'At her best, Richards displays an admirable tendency to underplay her hand...'
THE PIOUS ROBBER | NATIONAL POST
The cover images on The Pious Robber, Harriet Richards’ third book of fiction, and The Modern World (Oberon Press, 112 pp; $19.95), Cassie Beecham’s debut, are strikingly similar. The former is a photograph and the latter a painting, but both employ muted colour schemes of sickly browns, greens, and yellows, and feature a woman, seated alone and looking away. Both evoke stasis and contemplation, appearing at once recondite and sober. But the quietude and classicism of the images belie the raw emotion and creeping unease that pervade the work of both authors.
The sombre presentation is arguably more appropriate in Richards’ case: The eight stories in The Pious Robber are serious in tone and subject, and written in a style that marries precise language to occasional flourishes of lyricism. Innocence and experience are Richards’ twin subjects; the distance she examines is that between the naivety of childhood and the relative understanding of adulthood, but she is equally adept at dramatizing the ways in which grown women remain blind to their circumstances until life forces the scales to fall from their eyes.
In “Tangible Reminders,” for example, Alicia is clearing out the remnants of her life together with Neville, who had been carrying on an affair with a “simpering retro-dressing, pre-Raphaelite-ish, dyed-auburn-haired, underweight girl” half his age. Alicia has smelled Neville’s lover on his clothes and skin, but her suspicions are not confirmed until she stumbles across the unlikely couple huddled together in a food court. The moment is typical of Richards’ strengths. Although Alicia insists the encounter is “not a scene of fine drama, one that might have purged [her] disgust and rage,” the author cannily uses the quotidian setting and mundane circumstances to increase the tension. When Neville’s young paramour acknowledges Alicia’s infertility by referring to “the, um, no baby thing,” the older woman’s whispered response — “Are you out of your f—ing mind?” — carries markedly greater impact than a retreat into overheated histrionics ever could.
At her best, Richards displays an admirable tendency to underplay her hand, resulting in an increased emotional payoff for the reader. The stories falter when the author abandons this instinct and gives in to the temptation to provide too much in the way of description or information. In “Tangible Reminders,” Richards writes, “The room came into soft focus under the faint illumination of street lights forced through venetian blinds. She shivered under the too-thin comforter, provoking an agonizing charley horse in her right calf.” The pile-up of adjectives in these sentences is de trop, and is it really necessary to emphasize for a reader that a charley horse is painful?

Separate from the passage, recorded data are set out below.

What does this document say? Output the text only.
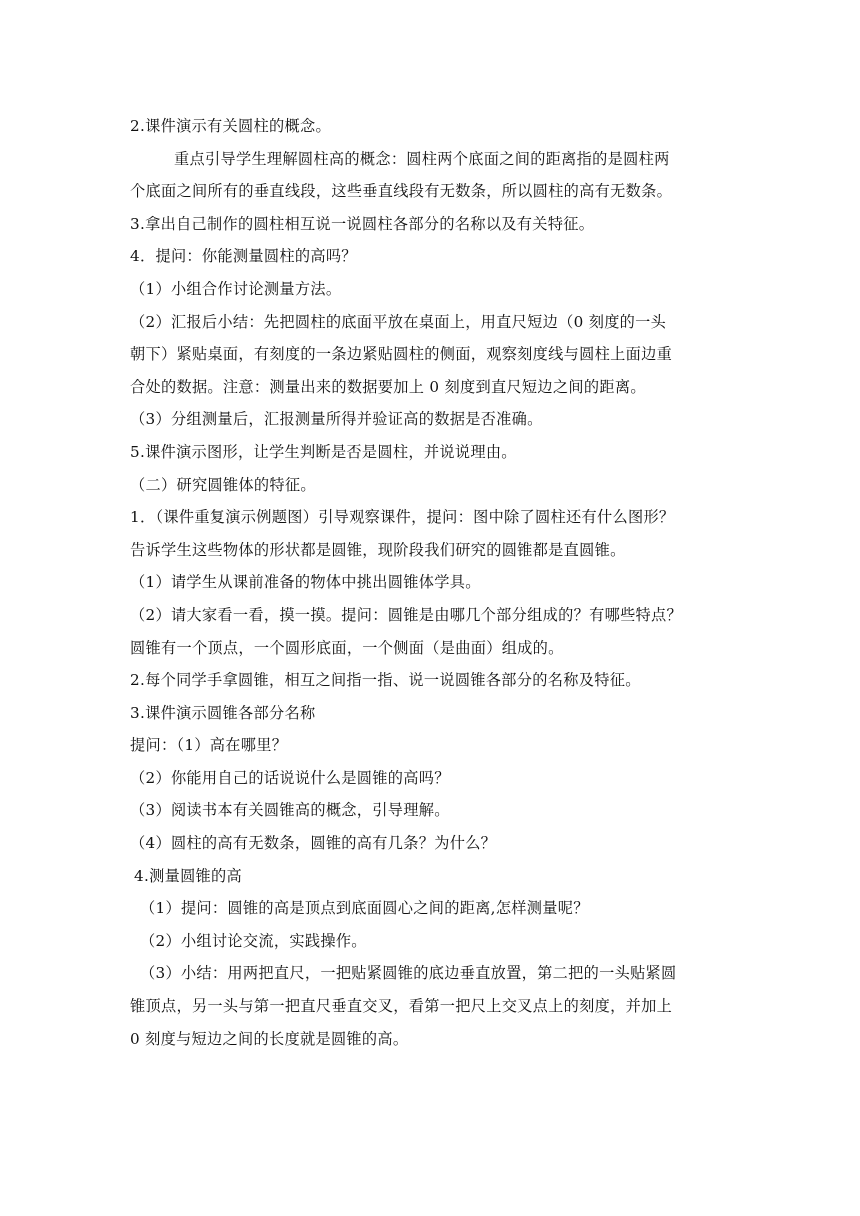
2.课件演示有关圆柱的概念。
重点引导学生理解圆柱高的概念：圆柱两个底面之间的距离指的是圆柱两
个底面之间所有的垂直线段，这些垂直线段有无数条，所以圆柱的高有无数条。
3.拿出自己制作的圆柱相互说一说圆柱各部分的名称以及有关特征。
4．提问：你能测量圆柱的高吗？
（1）小组合作讨论测量方法。
（2）汇报后小结：先把圆柱的底面平放在桌面上，用直尺短边（0 刻度的一头
朝下）紧贴桌面，有刻度的一条边紧贴圆柱的侧面，观察刻度线与圆柱上面边重
合处的数据。注意：测量出来的数据要加上 0 刻度到直尺短边之间的距离。
（3）分组测量后，汇报测量所得并验证高的数据是否准确。
5.课件演示图形，让学生判断是否是圆柱，并说说理由。
（二）研究圆锥体的特征。
1．（课件重复演示例题图）引导观察课件，提问：图中除了圆柱还有什么图形？
告诉学生这些物体的形状都是圆锥，现阶段我们研究的圆锥都是直圆锥。
（1）请学生从课前准备的物体中挑出圆锥体学具。
（2）请大家看一看，摸一摸。提问：圆锥是由哪几个部分组成的？有哪些特点？
圆锥有一个顶点，一个圆形底面，一个侧面（是曲面）组成的。
2.每个同学手拿圆锥，相互之间指一指、说一说圆锥各部分的名称及特征。
3.课件演示圆锥各部分名称
提问：（1）高在哪里？
（2）你能用自己的话说说什么是圆锥的高吗？
（3）阅读书本有关圆锥高的概念，引导理解。
（4）圆柱的高有无数条，圆锥的高有几条？为什么？
4.测量圆锥的高
（1）提问：圆锥的高是顶点到底面圆心之间的距离,怎样测量呢？
（2）小组讨论交流，实践操作。
（3）小结：用两把直尺，一把贴紧圆锥的底边垂直放置，第二把的一头贴紧圆
锥顶点，另一头与第一把直尺垂直交叉，看第一把尺上交叉点上的刻度，并加上
0 刻度与短边之间的长度就是圆锥的高。
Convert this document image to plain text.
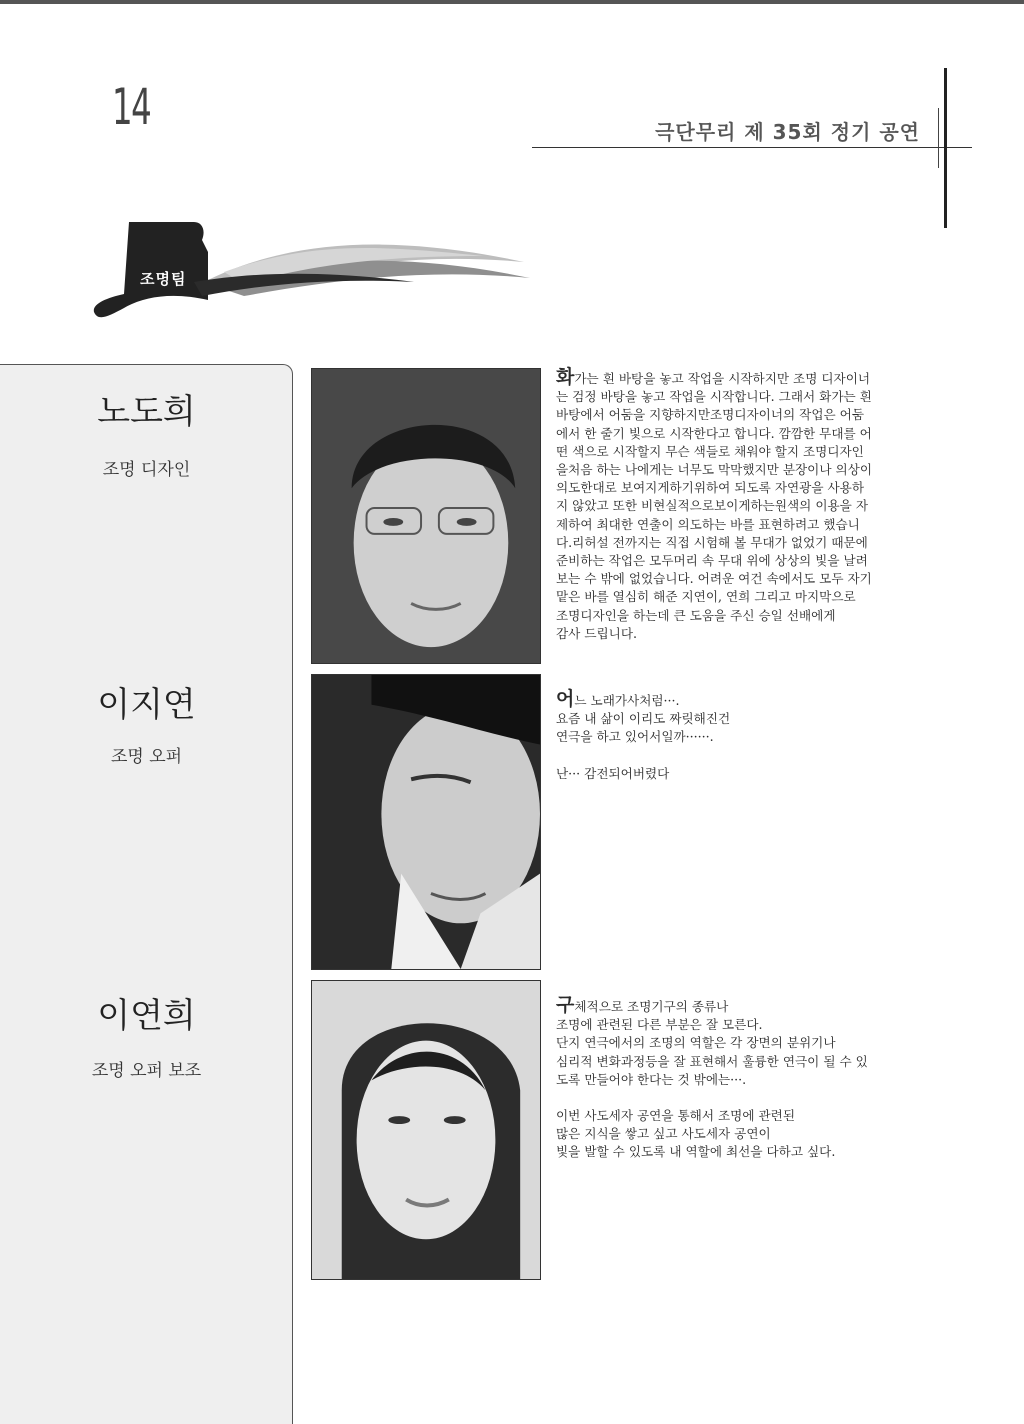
14	극단무리 제 35회 정기 공연
조명팀
노도희
조명 디자인
이지연
조명 오퍼
이연희
조명 오퍼 보조

화가는 흰 바탕을 놓고 작업을 시작하지만 조명 디자이너

는 검정 바탕을 놓고 작업을 시작합니다. 그래서 화가는 흰

바탕에서 어둠을 지향하지만조명디자이너의 작업은 어둠

에서 한 줄기 빛으로 시작한다고 합니다. 깜깜한 무대를 어

떤 색으로 시작할지 무슨 색들로 채워야 할지 조명디자인

을처음 하는 나에게는 너무도 막막했지만 분장이나 의상이

의도한대로 보여지게하기위하여 되도록 자연광을 사용하

지 않았고 또한 비현실적으로보이게하는원색의 이용을 자

제하여 최대한 연출이 의도하는 바를 표현하려고 했습니

다.리허설 전까지는 직접 시험해 볼 무대가 없었기 때문에

준비하는 작업은 모두머리 속 무대 위에 상상의 빛을 날려

보는 수 밖에 없었습니다. 어려운 여건 속에서도 모두 자기

맡은 바를 열심히 해준 지연이, 연희 그리고 마지막으로

조명디자인을 하는데 큰 도움을 주신 승일 선배에게

감사 드립니다.

어느 노래가사처럼···.

요즘 내 삶이 이리도 짜릿해진건

연극을 하고 있어서일까······.

난··· 감전되어버렸다

구체적으로 조명기구의 종류나

조명에 관련된 다른 부분은 잘 모른다.

단지 연극에서의 조명의 역할은 각 장면의 분위기나

심리적 변화과정등을 잘 표현해서 훌륭한 연극이 될 수 있

도록 만들어야 한다는 것 밖에는···.

이번 사도세자 공연을 통해서 조명에 관련된

많은 지식을 쌓고 싶고 사도세자 공연이

빛을 발할 수 있도록 내 역할에 최선을 다하고 싶다.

The impulse to provide too much, like a zealous dinner host forcing food on her already-stuffed guests, is most pronounced in “A Great Wrong” and the collection’s title story, both of which end on notes that are overly explicit. In the first case, 15-year-old Ava is raped by her malcontent boyfriend, who subsequently goes missing. This story exemplifies Richards’ deft use of point-of-view, when the third-person limited perspective shifts midway from that of Ava and her brothers to a sympathetic police officer investigating the young delinquent’s disappearance. A transition that would seem jarring in lesser hands is effected here with great grace and fluidity.
However, the letter that Ava, now in her 60s, sends to the retired policeman at the story’s close, detailing what happened to her assailant, is an ineffective means of exposition, and provides specifics about matters that would have been better left implied. Similarly, the final scenes in “The Pious Robber,” a story about two young rural girls who befriend a drifter with a shadowy past, become too clear about the man’s history and crimes, paradoxically denuding the sense of creeping discomfort that has been building throughout the story. In fiction, as in life, things are much more disconcerting if they are not allowed definitive resolutions.